Ost (1989) 64% of blood phobics have at least 1 relative who is also blood phobic.
Kendler & Karkowski (1999) 1708 female twins were studied. They found that heritability was high for blood-injury phobia, animal phobia and situational phobia.
Fyer et al (1993) 16% of close relatives of social phobics develop social phobia. Only 5% of the relatives without social phobia developed social phobia.
Kendler et al (1999) Genetic factors are underestimated due to poor reliability of diagnosis of phobias. Genetic factors are moderately important.
Evidence FOR Genetic Explanations (continued)
Torgersen (1983) 31% concordance rate in identical twins and 0% in fraternal twins (small sample size).
Harris et al (1983) Close relatives of agoraphobics are likely to suffer from an anxiety disorder (when compared to a non-phobic).
Crowe et al (1986) 12% of agoraphobics have close relatives with agoraphobia. 17% had a phobic disorder.
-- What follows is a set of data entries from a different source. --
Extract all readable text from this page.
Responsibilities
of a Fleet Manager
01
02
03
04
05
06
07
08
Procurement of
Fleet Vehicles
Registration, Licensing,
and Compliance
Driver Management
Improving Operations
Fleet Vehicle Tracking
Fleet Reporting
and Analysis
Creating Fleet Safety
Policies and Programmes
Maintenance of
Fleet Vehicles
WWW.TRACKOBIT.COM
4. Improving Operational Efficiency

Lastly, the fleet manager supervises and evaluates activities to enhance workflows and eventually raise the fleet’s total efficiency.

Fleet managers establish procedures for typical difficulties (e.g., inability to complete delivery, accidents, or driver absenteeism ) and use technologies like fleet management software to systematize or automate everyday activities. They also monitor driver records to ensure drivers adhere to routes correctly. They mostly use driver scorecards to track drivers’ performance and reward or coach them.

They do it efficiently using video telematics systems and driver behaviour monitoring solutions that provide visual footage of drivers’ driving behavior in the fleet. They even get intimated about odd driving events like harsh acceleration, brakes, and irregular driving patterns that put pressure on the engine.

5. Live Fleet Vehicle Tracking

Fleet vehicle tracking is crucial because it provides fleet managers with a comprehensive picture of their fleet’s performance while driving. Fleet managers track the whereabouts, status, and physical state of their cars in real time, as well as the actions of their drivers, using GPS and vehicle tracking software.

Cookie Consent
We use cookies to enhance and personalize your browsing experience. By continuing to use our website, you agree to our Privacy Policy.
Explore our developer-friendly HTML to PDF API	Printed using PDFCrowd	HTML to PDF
Much higher than normal.
Bienvenu et al (2007) studied 7800 twins. They found strong genetic links between social phobia, introversion and neuroticism. Same for agoraphobia BUT NOT specific phobia.
Evidence AGAINST Genetic Explanations
Fyer & Ost Findings can be explained as social learning theory.
Eysenck Genetic factors are moderately important in specific phobia.
Skre et al (1993) Found that concordance of social phobia was the same between fraternal twins and identical twins. This suggests that the phobia was probably caused environmentally- or at least a social trigger.
Torgersen's 1983 study contained a small sample size.
Genetic factors affecting social and agoraphobia may be different from those for specific phobia.
Kendler (1995) Genetic vulnerability is general. If you have a twin with social phobia, you may end up with social phobia, agoraphobia or anxiety disorder.